Introduction

This article addresses Irish merger control under the Competition Act 2002 (as amended) (Act) and its possible application in the context of property transactions.

What is Irish merger control?

Irish merger control is a mechanism under the Act to allow the Competition and Consumer Protection Commission (CCPC) to determine whether certain qualifying transactions that meet certain financial thresholds would "substantially lessen competition" in any market in Ireland. The vast majority of mergers notified to the CCPC under the Act are cleared (and almost all without any conditions).

What types of transaction are caught by the Irish merger control rules?

There are 3 types of "qualifying mergers" under Section 16(1) of the 2002 Act as follows:

Mergers where two (or more) undertakings merge;

Acquisitions where one (or more undertakings) acquire control of one (or more) undertakings (or parts of one (or more)undertakings – these are usually share purchase acquisitions (and can include certain joint ventures); and

Asset acquisitions (i.e. the acquisition of part of an undertaking (although not involving the acquisition of a corporate legal entity) which involves the acquisition of assets that constitute a business to which a turnover can be attributed.

What are the financial thresholds for a compulsory notification to the CCPC?

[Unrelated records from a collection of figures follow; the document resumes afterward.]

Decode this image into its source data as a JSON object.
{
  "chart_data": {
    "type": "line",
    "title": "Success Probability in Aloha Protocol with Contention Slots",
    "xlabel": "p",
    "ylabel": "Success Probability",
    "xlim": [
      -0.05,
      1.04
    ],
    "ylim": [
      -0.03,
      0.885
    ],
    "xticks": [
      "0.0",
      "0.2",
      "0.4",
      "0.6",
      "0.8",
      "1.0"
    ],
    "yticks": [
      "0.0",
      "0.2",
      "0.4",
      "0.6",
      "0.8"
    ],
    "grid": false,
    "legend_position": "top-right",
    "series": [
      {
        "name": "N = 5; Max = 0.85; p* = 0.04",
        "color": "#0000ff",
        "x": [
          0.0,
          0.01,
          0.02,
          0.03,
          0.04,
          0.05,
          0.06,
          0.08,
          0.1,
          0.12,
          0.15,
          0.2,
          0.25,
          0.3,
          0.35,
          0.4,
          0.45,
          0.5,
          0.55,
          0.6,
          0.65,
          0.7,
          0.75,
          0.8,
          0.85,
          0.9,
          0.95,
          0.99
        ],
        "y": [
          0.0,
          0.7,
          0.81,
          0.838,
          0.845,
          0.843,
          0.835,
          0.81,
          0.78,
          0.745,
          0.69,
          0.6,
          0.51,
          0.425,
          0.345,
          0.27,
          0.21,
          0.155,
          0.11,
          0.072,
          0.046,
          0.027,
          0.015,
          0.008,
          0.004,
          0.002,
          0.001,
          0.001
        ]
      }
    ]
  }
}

Where required, notification to and approval from the CCPC must be made and obtained prior to the Transaction being put into effect. The thresholds for a mandatory notification to the CCPC are, in the most recent respective financial years:

(a) the aggregate turnover in Ireland of the undertakings involved is not less than €50 million; and

(b) the turnover in Ireland of each of 2 or more of the undertakings involved is not less than €3 million.

Property transactions under Irish merger control

In the Blackstone/Atrium transaction, the CCPC concluded that the acquisition of certain buildings constituted a notifiable transaction. While the determination has not been published and so the jurisdictional basis for regarding the transaction as notifiable is not certain, one possibility is that the CCPC regards the acquisition of certain types of property as an "asset acquisition".

Up to this point, property transactions have tended not to be regarded as notifiable unless there was an acquisition of a company holding property (and then there would be an acquisition of an "undertaking" for the purposes of the Act.

As the financial thresholds under the Act appear to have been met in the context of the Blackstone/Atrium Transaction then it required to be notified to the CCPC for approval prior to completion.

May the EU (and other) merger control rules also apply to property transactions?

If the acquisition of buildings (as opposed to the acquisition of an undertaking which holds property interests) is regarded by the European Commission (Commission) as a "qualifying asset acquisition" (and the rules are very similar to the equivalent Irish merger control rules) then such transactions may be caught by EU merger control. However, given the size of the EU merger control thresholds then this is unlikely in practice (unless, for example, acquisition of joint control by 2 large undertakings of property took place and then the thresholds may be more likely to be met).. If so, a notification would need to be made to the Commission under the EU merger control rules rather than a notification to the CCPC under the Act.

How long does it take to get a determination from the CCPC?

There are potentially two phases of assessment of a notified transaction by the CCPC.

In Phase 1, the CCPC has up to 30 working days from notification in Phase 1 (extended if the CCPC formally requests information in writing and/or up to 45 working days if the undertakings involved discuss commitments with the CCPC to obtain a Phase 1 clearance if there are any competition issues).

Phases 1 and 2 can take up to120 working days in total. Phase 2 is suspended until the undertakings involved have responded to a CCPC request for further information provided the request is made not later than 30 working days from the date of going to Phase 2. Phase 2 assessments are rare in practice.

When must a notification be made to the CCPC and what are the consequences of failing to notify/premature closing?

A merger notification must be made to the CCPC by each undertaking involved before the merger is put into effect. If it is a property asset acquisition only then only the purchaser must notify the CCPC.

Even if there is no finalised agreement, a notification can be made to the CCPC where there is evidence of a good faith intention to acquire.

Failure to make such a notification (or on time) is an offence by the undertaking involved and by those in control of the undertakings involved responsible for the breach who knowingly and wilfully authorise or permit the breach (they are subject to a fine of up to €250,000 (plus daily default fines)). A merger is void if it is put into effect prior to/without CCPC clearance.

Is there a filing fee when notifying the CCPC?

Yes, there is a filing fee of €8,000.

What substantive test is applied by the CCPC in assessing a notified merger under Irish merger control?

The CCPC must determine whether the notified transaction would substantially lessen competition in any market in Ireland.

What decisions does the CCPC make regarding a notified merger under Irish merger control?

On receipt, the CCPC posts the fact of the notification on its website and normally gives third parties 10 days to comment.  In Phase 1, the CCPC must decide to clear the merger or refer it to Phase 2. In Phase 2, the CCPC must clear, clear with conditions or prohibit the merger.

What are the implications of this development?

Parties should review carefully whether the acquisition of property may require prior merger control approval of the CCPC under the Act.